Thirty exhilarating, or terrifying seconds later, depending on whether you are telling the story or you are the subject of the story, the cow and calf are herded into the pen and the episode comes to an end. I can attest that there is no better feeling that putting a closed gate between you and a fast mean cow.

Don't you just love cattle? I do.
My wife? Not so much right now.

(republished from 06)

Monday, May 12, 2008

Hippies. Free love, but that's about it.

My impressions from the Whole Earth Festival in Davis.

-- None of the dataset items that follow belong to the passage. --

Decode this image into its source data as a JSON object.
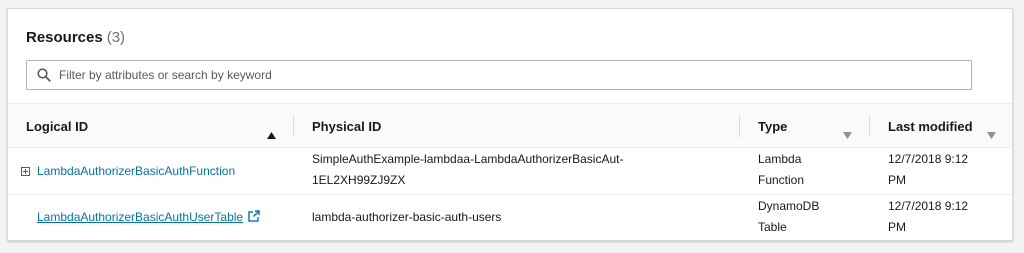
{
  "header": {
    "title": "Resources",
    "count": "(3)"
  },
  "search": {
    "placeholder": "Filter by attributes or search by keyword",
    "icon": "search-icon"
  },
  "table": {
    "columns": [
      {
        "label": "Logical ID",
        "sort": "ascending"
      },
      {
        "label": "Physical ID"
      },
      {
        "label": "Type",
        "sort": "filter"
      },
      {
        "label": "Last modified",
        "sort": "filter"
      }
    ],
    "rows": [
      {
        "logical_id": "LambdaAuthorizerBasicAuthFunction",
        "physical_id_line1": "SimpleAuthExample-lambdaa-LambdaAuthorizerBasicAut-",
        "physical_id_line2": "1EL2XH99ZJ9ZX",
        "type_line1": "Lambda",
        "type_line2": "Function",
        "modified_line1": "12/7/2018 9:12",
        "modified_line2": "PM",
        "expandable": true
      },
      {
        "logical_id": "LambdaAuthorizerBasicAuthUserTable",
        "physical_id_line1": "lambda-authorizer-basic-auth-users",
        "type_line1": "DynamoDB",
        "type_line2": "Table",
        "modified_line1": "12/7/2018 9:12",
        "modified_line2": "PM",
        "external_link": true
      }
    ]
  },
  "colors": {
    "link": "#0073bb",
    "text": "#16191f",
    "muted": "#687078",
    "border": "#d5dbdb"
  }
}
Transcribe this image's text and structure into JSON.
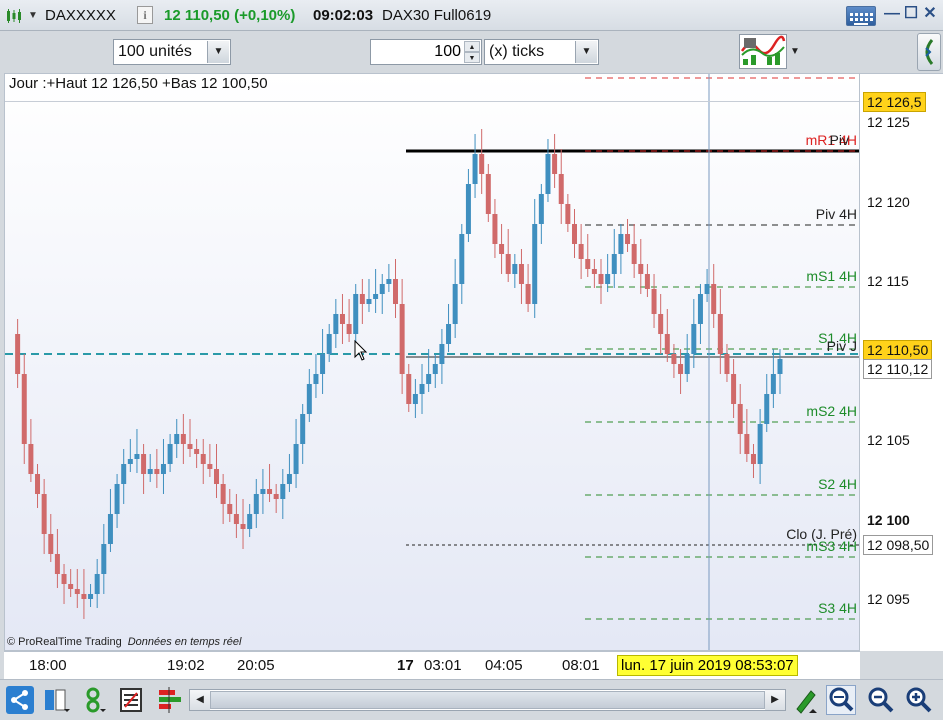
{
  "titlebar": {
    "symbol": "DAXXXXX",
    "info_label": "i",
    "price_change": "12 110,50 (+0,10%)",
    "time": "09:02:03",
    "instrument": "DAX30 Full0619",
    "minimize": "—",
    "maximize": "☐",
    "close": "✕"
  },
  "toolbar": {
    "units_select": "100 unités",
    "quantity": "100",
    "ticks_select": "(x) ticks"
  },
  "chart": {
    "header": "Jour :+Haut 12 126,50 +Bas 12 100,50",
    "credit_brand": "© ProRealTime Trading",
    "credit_note": "Données en temps réel",
    "levels": {
      "mr1": "mR1 4H",
      "piv": "Piv",
      "piv4h": "Piv 4H",
      "ms1": "mS1 4H",
      "s1": "S1 4H",
      "piv_j": "Piv J",
      "ms2": "mS2 4H",
      "s2": "S2 4H",
      "clo": "Clo (J. Pré)",
      "ms3": "mS3 4H",
      "s3": "S3 4H"
    },
    "colors": {
      "up": "#3f8fbf",
      "down": "#d06a6a",
      "green_level": "#1e8c2a",
      "red_level": "#dd2222"
    }
  },
  "yaxis": {
    "ticks": [
      "12 125",
      "12 120",
      "12 115",
      "12 105",
      "12 095"
    ],
    "bold_tick": "12 100",
    "high_tag": "12 126,5",
    "last_tag": "12 110,50",
    "cursor_tag": "12 110,12",
    "close_tag": "12 098,50"
  },
  "xaxis": {
    "ticks": [
      "18:00",
      "19:02",
      "20:05",
      "03:01",
      "04:05",
      "08:01"
    ],
    "day": "17",
    "cursor_label": "lun. 17 juin 2019 08:53:07"
  },
  "bottombar": {
    "icons": [
      "share-icon",
      "layout-icon",
      "indicator-icon",
      "list-icon",
      "bars-icon",
      "drawing-tools-icon",
      "zoom-active-icon",
      "zoom-out-icon",
      "zoom-in-icon"
    ]
  }
}
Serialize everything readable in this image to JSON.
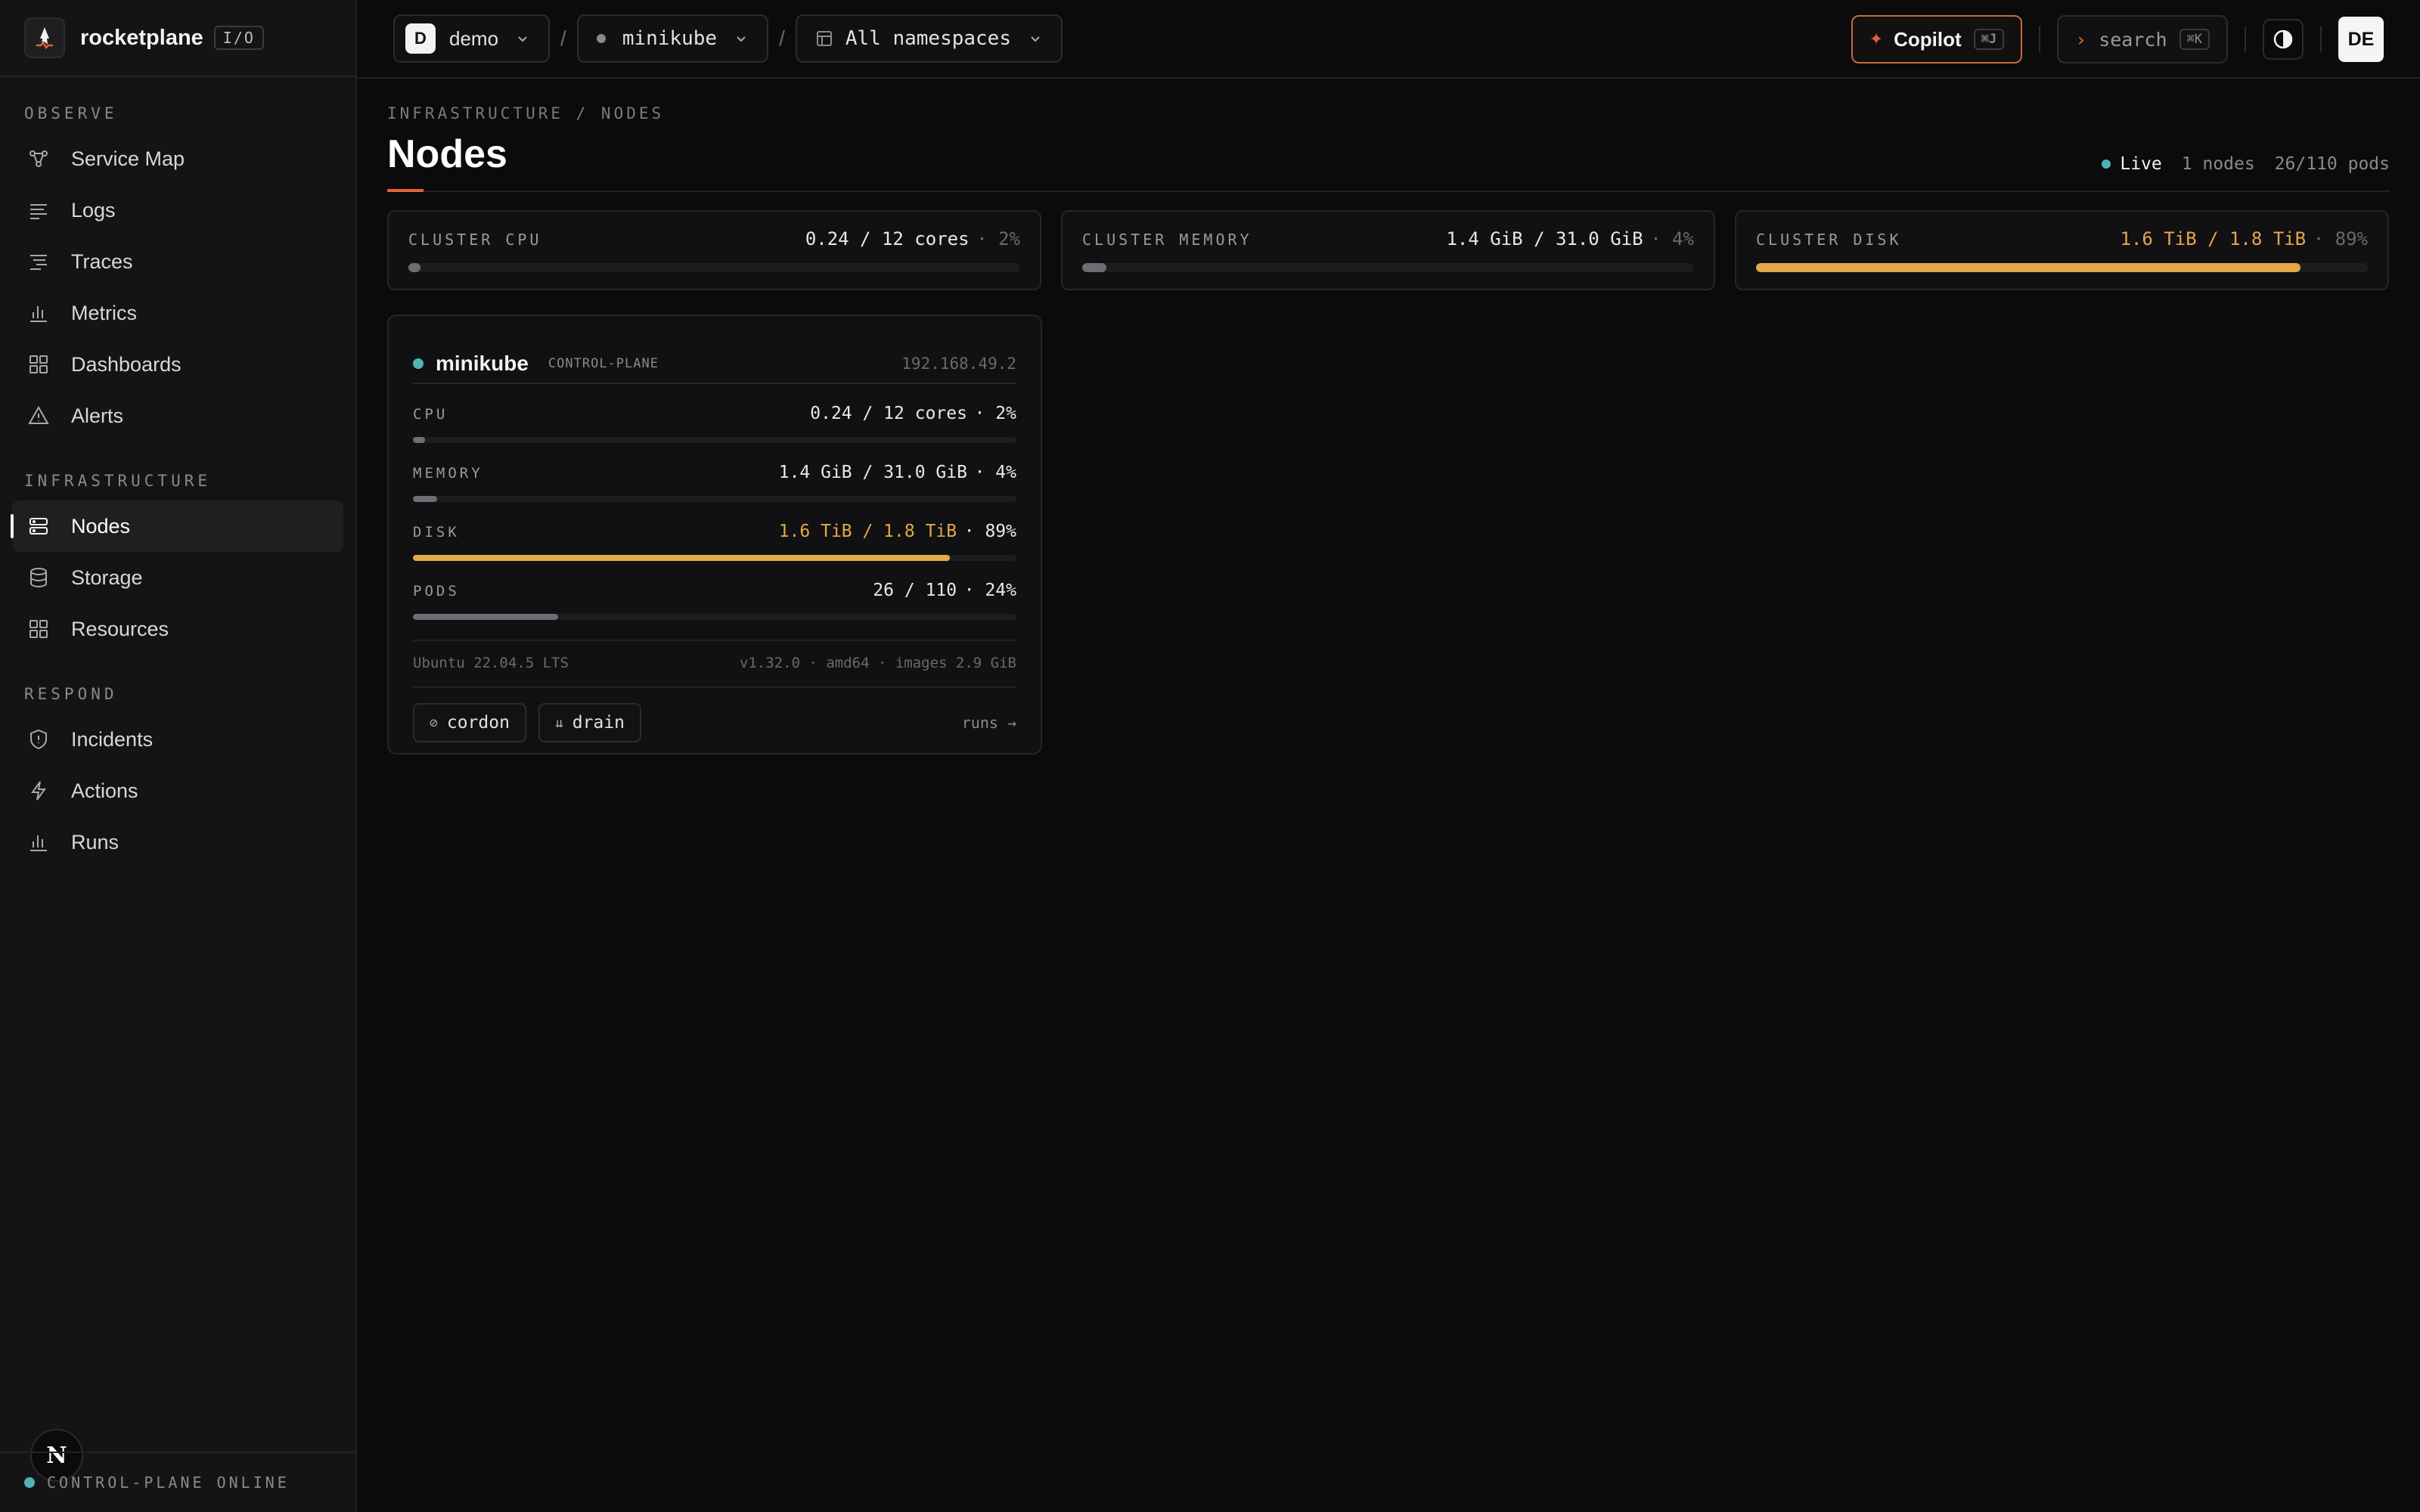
{
  "brand": {
    "name": "rocketplane",
    "tag": "I/O"
  },
  "sidebar": {
    "sections": [
      {
        "title": "OBSERVE",
        "items": [
          {
            "label": "Service Map",
            "icon": "service-map-icon"
          },
          {
            "label": "Logs",
            "icon": "logs-icon"
          },
          {
            "label": "Traces",
            "icon": "traces-icon"
          },
          {
            "label": "Metrics",
            "icon": "metrics-icon"
          },
          {
            "label": "Dashboards",
            "icon": "dashboards-icon"
          },
          {
            "label": "Alerts",
            "icon": "alert-icon"
          }
        ]
      },
      {
        "title": "INFRASTRUCTURE",
        "items": [
          {
            "label": "Nodes",
            "icon": "nodes-icon",
            "active": true
          },
          {
            "label": "Storage",
            "icon": "storage-icon"
          },
          {
            "label": "Resources",
            "icon": "resources-icon"
          }
        ]
      },
      {
        "title": "RESPOND",
        "items": [
          {
            "label": "Incidents",
            "icon": "shield-icon"
          },
          {
            "label": "Actions",
            "icon": "bolt-icon"
          },
          {
            "label": "Runs",
            "icon": "runs-icon"
          }
        ]
      }
    ],
    "footer": "CONTROL-PLANE ONLINE"
  },
  "topbar": {
    "org": {
      "initial": "D",
      "label": "demo"
    },
    "cluster": "minikube",
    "namespace": "All namespaces",
    "copilot": {
      "label": "Copilot",
      "shortcut": "⌘J"
    },
    "search": {
      "label": "search",
      "shortcut": "⌘K"
    },
    "avatar": "DE"
  },
  "page": {
    "breadcrumb": "INFRASTRUCTURE / NODES",
    "title": "Nodes",
    "live": "Live",
    "node_count": "1 nodes",
    "pod_count": "26/110 pods"
  },
  "cluster": [
    {
      "label": "CLUSTER CPU",
      "value": "0.24 / 12 cores",
      "pct": "· 2%",
      "fraction": 0.02,
      "warn": false
    },
    {
      "label": "CLUSTER MEMORY",
      "value": "1.4 GiB / 31.0 GiB",
      "pct": "· 4%",
      "fraction": 0.04,
      "warn": false
    },
    {
      "label": "CLUSTER DISK",
      "value": "1.6 TiB / 1.8 TiB",
      "pct": "· 89%",
      "fraction": 0.89,
      "warn": true
    }
  ],
  "node": {
    "name": "minikube",
    "role": "CONTROL-PLANE",
    "ip": "192.168.49.2",
    "metrics": [
      {
        "label": "CPU",
        "value": "0.24 / 12 cores",
        "pct": "· 2%",
        "fraction": 0.02,
        "warn": false
      },
      {
        "label": "MEMORY",
        "value": "1.4 GiB / 31.0 GiB",
        "pct": "· 4%",
        "fraction": 0.04,
        "warn": false
      },
      {
        "label": "DISK",
        "value": "1.6 TiB / 1.8 TiB",
        "pct": "· 89%",
        "fraction": 0.89,
        "warn": true
      },
      {
        "label": "PODS",
        "value": "26 / 110",
        "pct": "· 24%",
        "fraction": 0.24,
        "warn": false
      }
    ],
    "os": "Ubuntu 22.04.5 LTS",
    "details": "v1.32.0 · amd64 · images 2.9 GiB",
    "actions": {
      "cordon": "cordon",
      "drain": "drain",
      "runs": "runs →"
    }
  },
  "colors": {
    "accent": "#e0643a",
    "warn": "#e2a84a",
    "live": "#4fb3b3"
  }
}
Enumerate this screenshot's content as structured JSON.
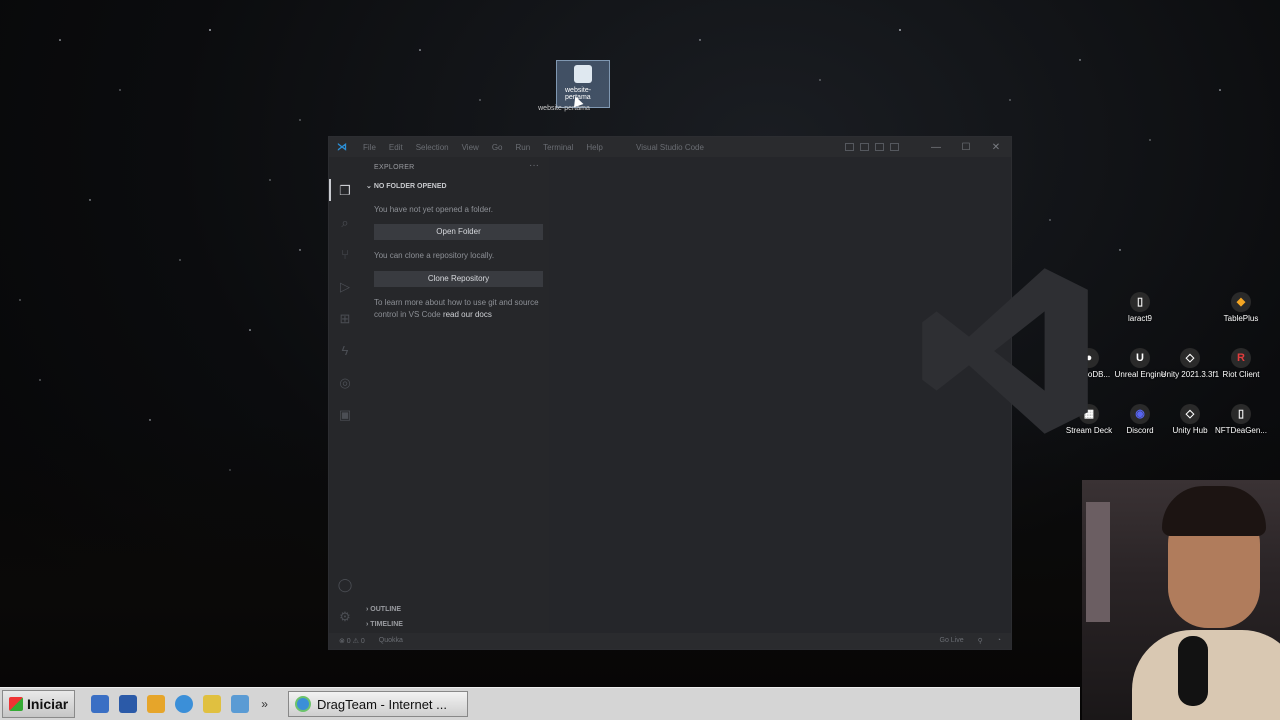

A new Tie-dyed, peace symbol t-shirt;
Twenty three dollars.





A groovy set of hand made thong-less sandals;

One Hundred and nine dollars.




A stylin' new pair of plum corduroy pants;

One hundred and ten dollars.





Spending $242 of your parent's money to look they did back in 1971 for $8;

Priceless.

Saturday, May 10, 2008

Paintball is evil.

Well, not exactly evil, but it sure hurts!

I have been resisting my son's invitations to go paintballing with him for a few years now. I told him I played paintball once, before they had restrictions on the speed of the balls and all the fancy guns shooting 20 balls per second. When I played they used pump action guns and the guys who played all the time would freeze their paintballs so they wouldn't jam in their guns. Let me tell you, a frozen paintball hitting you at 400 feet per second hurts like, well, it just hurts.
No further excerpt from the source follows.